REWILDING--ELITISM

            As if veganism and militant anti-livestock sentiment are not bad enough, hand-in-hand with these cultural themes is the idea of rewilding.  It's being used more and more to promote the general idea of excluding humans from increasingly larger tracts of land so nature can take over.

             Dr. Cathy Mayne from Scotland speaks out about this eloquently and I'd like to give her thoughts broader play.  First, she points out that all human activity has an impact on nature and wildlife, both participation and exclusion.  So does all production.

             Re-introducing wolves, for example, is a human manipulated action.  Planting a garden in your backyard means certain wild things will be excluded and some will be attracted.  And if you don't have a garden, someone else must in order to feed you.  The point is that a non-interventive life is impossible.   We all affect nature and wildlife--where it is and how it lives.

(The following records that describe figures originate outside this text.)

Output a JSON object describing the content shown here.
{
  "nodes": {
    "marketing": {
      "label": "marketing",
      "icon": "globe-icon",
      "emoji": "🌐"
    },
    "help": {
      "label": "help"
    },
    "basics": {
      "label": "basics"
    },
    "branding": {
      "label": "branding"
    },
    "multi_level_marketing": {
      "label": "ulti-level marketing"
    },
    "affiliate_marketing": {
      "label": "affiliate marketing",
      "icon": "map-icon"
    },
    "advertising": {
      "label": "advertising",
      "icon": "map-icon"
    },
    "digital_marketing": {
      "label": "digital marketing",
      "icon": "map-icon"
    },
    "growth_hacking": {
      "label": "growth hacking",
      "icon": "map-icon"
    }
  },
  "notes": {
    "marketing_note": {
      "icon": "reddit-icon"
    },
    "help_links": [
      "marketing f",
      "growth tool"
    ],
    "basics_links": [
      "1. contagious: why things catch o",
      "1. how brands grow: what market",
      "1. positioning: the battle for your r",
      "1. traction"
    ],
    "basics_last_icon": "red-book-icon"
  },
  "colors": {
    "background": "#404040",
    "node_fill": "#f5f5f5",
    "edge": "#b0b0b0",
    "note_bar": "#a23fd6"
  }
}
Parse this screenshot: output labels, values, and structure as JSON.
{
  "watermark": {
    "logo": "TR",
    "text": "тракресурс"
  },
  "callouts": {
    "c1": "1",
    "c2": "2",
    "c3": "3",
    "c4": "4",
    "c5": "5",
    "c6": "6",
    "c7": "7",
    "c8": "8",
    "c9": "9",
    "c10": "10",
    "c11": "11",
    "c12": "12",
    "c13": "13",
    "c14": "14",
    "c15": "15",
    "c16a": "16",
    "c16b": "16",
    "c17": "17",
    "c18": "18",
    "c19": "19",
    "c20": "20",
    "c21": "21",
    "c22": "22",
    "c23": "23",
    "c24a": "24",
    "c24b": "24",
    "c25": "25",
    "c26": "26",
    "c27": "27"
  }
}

             She also makes the point that rewilding creates global injustice because if we exclude agriculture in one area, that means it must be compensated for in another area.  Rewilding is a prerogative of wealthy societies who can afford to shift production to other areas of the planet.

             This inherently is injust because it puts the wealthy societies in the driver's seat and forces less wealthy societies to pick up the slack for production.  Where is the justice in that? 

             And of course that leads to yet another point:  this inequity means that only wealthy people can access nature.  Speaking directly to rewilding's elitist theme, Mayne connects the dots between the wealthy advocates and the domination of the unwealthy serfs.  Production agriculture integrated in wealthy communities gives the option for wild natural pockets in nonwealthy communities.

             lf all the wealthy societies that can afford to buy their food from somewhere else rewild to achieve some sort of righteous medal, like nature's approval, then all of the production agriculture necessary to feed them must occur in poorer societies.  If that isn't quintessentially unjust, I don't know what is.  It's equivalent to a new twist on colonialism.

             I appreciate her take on the argument because too often those of us who dare to disagree with efforts to rewild are branded as anti-environmental and of course,  modern day Conquistadors.  We are branded as unsympathetic to the plight of the wildlife.  These conversations are tiring because intuitively, righteousness seems to be on the side of the nature lover.  How do you debate that?

             But what Mayne has done is turn the righteous high road on its head.  Of course production agriculture can be done badly.  But boiling this down to the fact that my backyard garden by definition manipulates nature and affects wildness helps to frame the debate on different moral grounds.  Is growing food immoral?  It really comes down to that question.  If it's not, then spreading around food growing is better than banishing it to unwealthy societies.  Suddenly this takes the edge off that self-righteous glitter and re-frames the debate in discussable threads.

             Twenty years ago the darling of the radical environmental elitists was Buffalo Commons.  Remember that?  The idea was to kick all the ranchers off their property and return (rewild) it to the bison.  While any thinking person realizes are ridiculous this is, you have to take it seriously.  Who would have thought, a century ago, that selling a glass of milk to your neighbor would be criminalized?  We know societies can take strange twists toward absurdity.

             So I'm grateful that Mayne offers a thoughtful and studied response to the rewilding agenda because reason can't have too many advocates.

             Have you had a rewilding discussion recently?